In response, in a letter on Sept. 8 Board of Regents Executive Director Mark Braun noted the commitment of the board and University of Iowa President Bruce Harreld to the university and its students, but noted: "While the decision to eliminate these programs was very difficult, the Board supports President Harreld's exercise of his judgment."
Regardless, Ryan Purdy is proud of his father's work as a newly crowned, self-described "activist."
"He's done so much more than I could ever ask for with this thing," Ryan said.
He's not quite sure what's up with this season, which is slated to end with Iowa hosting the 2021 NCAA Men's Championships next spring. Practices have been suspended until Sept. 13 due to COVID-19 cases on campus, he said. His last activity was an Aug. 31 lifting session.
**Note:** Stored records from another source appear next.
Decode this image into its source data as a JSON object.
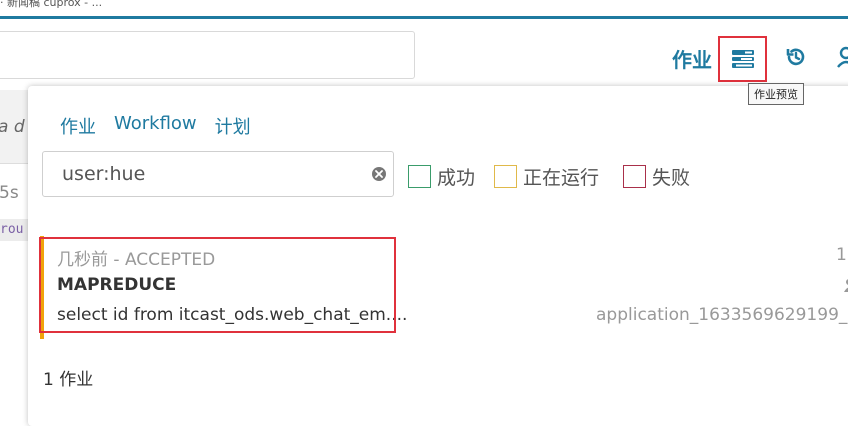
{
  "window": {
    "title_fragment": "· 新闻稿 cuprox - ..."
  },
  "header": {
    "jobs_label": "作业",
    "preview_tooltip": "作业预览"
  },
  "background": {
    "italic_fragment": "a d",
    "number_fragment": "5s",
    "code_fragment": "rou"
  },
  "panel": {
    "tabs": [
      {
        "label": "作业"
      },
      {
        "label": "Workflow"
      },
      {
        "label": "计划"
      }
    ],
    "filter": {
      "value": "user:hue",
      "placeholder": ""
    },
    "statuses": [
      {
        "label": "成功",
        "color": "#3a9c6b"
      },
      {
        "label": "正在运行",
        "color": "#e0b94a"
      },
      {
        "label": "失败",
        "color": "#a9304a"
      }
    ],
    "jobs": [
      {
        "meta": "几秒前 - ACCEPTED",
        "type": "MAPREDUCE",
        "query": "select id from itcast_ods.web_chat_em....",
        "right_value": "1",
        "application_id": "application_1633569629199_",
        "status_color": "#f0a30a"
      }
    ],
    "count_text": "1 作业"
  },
  "colors": {
    "accent": "#1f7aa0",
    "highlight": "#e0313c"
  }
}
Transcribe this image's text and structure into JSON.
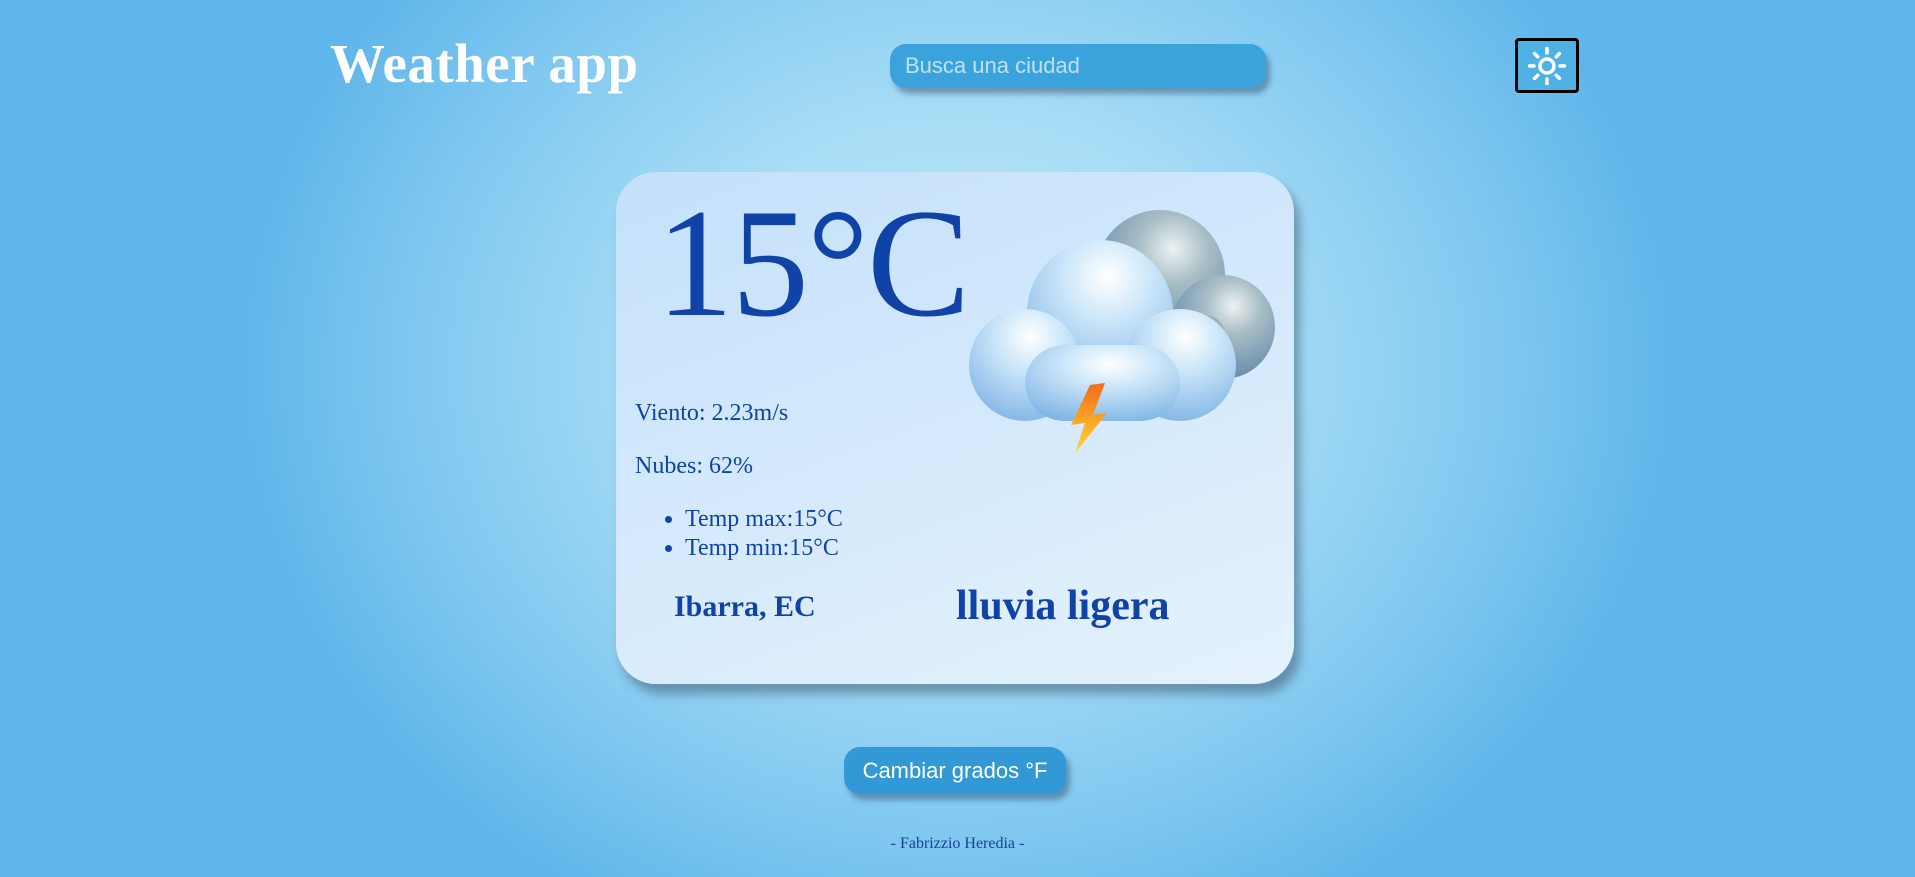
{
  "header": {
    "title": "Weather app",
    "search_placeholder": "Busca una ciudad",
    "theme_toggle_icon": "sun-icon"
  },
  "weather": {
    "temperature": "15°C",
    "wind": "Viento: 2.23m/s",
    "clouds": "Nubes: 62%",
    "temp_max": "Temp max:15°C",
    "temp_min": "Temp min:15°C",
    "location": "Ibarra, EC",
    "description": "lluvia ligera",
    "icon": "storm-cloud-icon"
  },
  "actions": {
    "convert_label": "Cambiar grados °F"
  },
  "footer": {
    "text": "- Fabrizzio Heredia -"
  },
  "colors": {
    "background": "#a9ddf6",
    "accent": "#3ba3dc",
    "text_primary": "#0f43a8",
    "card": "#d6eafc"
  }
}
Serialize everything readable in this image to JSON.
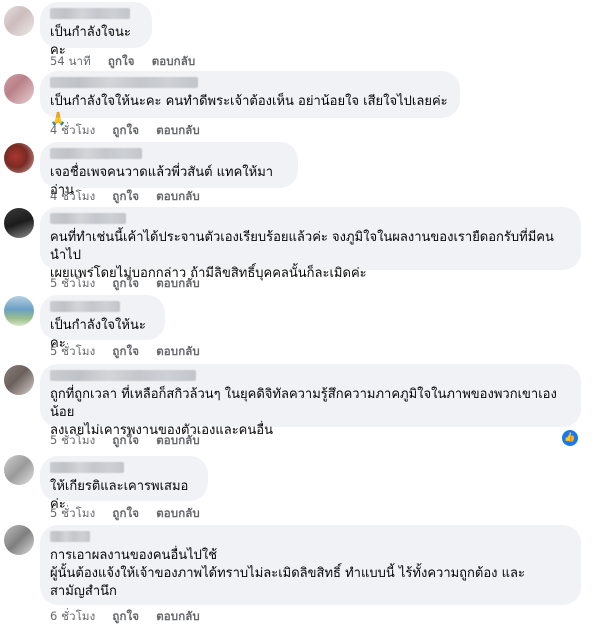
{
  "actions": {
    "like_label": "ถูกใจ",
    "reply_label": "ตอบกลับ"
  },
  "colors": {
    "bubble": "#f0f2f5",
    "meta": "#65676b",
    "like_icon": "#1877f2"
  },
  "comments": [
    {
      "text": "เป็นกำลังใจนะคะ",
      "time": "54 นาที"
    },
    {
      "text": "เป็นกำลังใจให้นะคะ คนทำดีพระเจ้าต้องเห็น อย่าน้อยใจ เสียใจไปเลยค่ะ🙏",
      "time": "4 ชั่วโมง"
    },
    {
      "text": "เจอชื่อเพจคนวาดแล้วพี่วสันต์ แทคให้มาอ่าน",
      "time": "4 ชั่วโมง"
    },
    {
      "text": "คนที่ทำเช่นนี้เค้าได้ประจานตัวเองเรียบร้อยแล้วค่ะ จงภูมิใจในผลงานของเรายืดอกรับที่มีคนนำไป\nเผยแพร่โดยไม่บอกกล่าว ถ้ามีลิขสิทธิ์บุคคลนั้นก็ละเมิดค่ะ",
      "time": "5 ชั่วโมง"
    },
    {
      "text": "เป็นกำลังใจให้นะคะ",
      "time": "5 ชั่วโมง"
    },
    {
      "text": "ถูกที่ถูกเวลา ที่เหลือก็สกิวล้วนๆ ในยุคดิจิทัลความรู้สึกความภาคภูมิใจในภาพของพวกเขาเองน้อย\nลงเลยไม่เคารพงานของตัวเองและคนอื่น",
      "time": "5 ชั่วโมง",
      "liked_icon": "thumbs-up-icon"
    },
    {
      "text": "ให้เกียรติและเคารพเสมอค่ะ",
      "time": "5 ชั่วโมง"
    },
    {
      "text": "การเอาผลงานของคนอื่นไปใช้\nผู้นั้นต้องแจ้งให้เจ้าของภาพได้ทราบไม่ละเมิดลิขสิทธิ์ ทำแบบนี้ ไร้ทั้งความถูกต้อง และ\nสามัญสำนึก",
      "time": "6 ชั่วโมง"
    }
  ]
}
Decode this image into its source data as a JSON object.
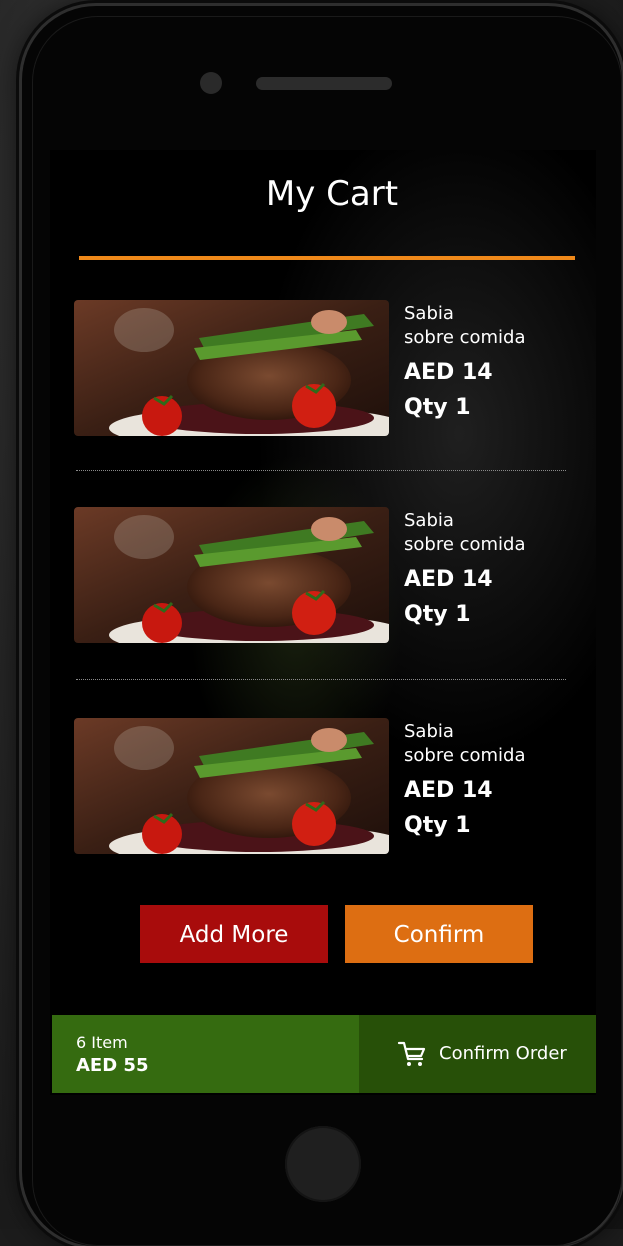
{
  "header": {
    "title": "My Cart"
  },
  "cart": {
    "items": [
      {
        "name_line1": "Sabia",
        "name_line2": "sobre comida",
        "price": "AED 14",
        "qty": "Qty 1",
        "image": "steak-asparagus-photo"
      },
      {
        "name_line1": "Sabia",
        "name_line2": "sobre comida",
        "price": "AED 14",
        "qty": "Qty 1",
        "image": "steak-asparagus-photo"
      },
      {
        "name_line1": "Sabia",
        "name_line2": "sobre comida",
        "price": "AED 14",
        "qty": "Qty 1",
        "image": "steak-asparagus-photo"
      }
    ]
  },
  "actions": {
    "add_more_label": "Add More",
    "confirm_label": "Confirm"
  },
  "order_bar": {
    "item_count": "6 Item",
    "total": "AED 55",
    "confirm_order_label": "Confirm Order",
    "icon": "cart-icon"
  },
  "colors": {
    "accent_orange": "#f0891a",
    "add_more_red": "#a80c0c",
    "confirm_orange": "#dd6e12",
    "summary_green": "#356b10",
    "confirm_order_green": "#275008"
  }
}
Although he's Iowa's leading 100 backstroke swimmer and No. 2 in the 200 back stroke, Purdy plans to probably declare this a redshirt year, transfer to one of the many schools currently pursuing him, and use his remaining three years of eligibility.
At this point, he said, the greatest challenge is to continue training.
"It doesn't matter if you're transferring at the end of the semester, it doesn't matter if you're transferring next year, it doesn't matter if you're done swimming after this year. We can all use this as an opportunity to get better," he said.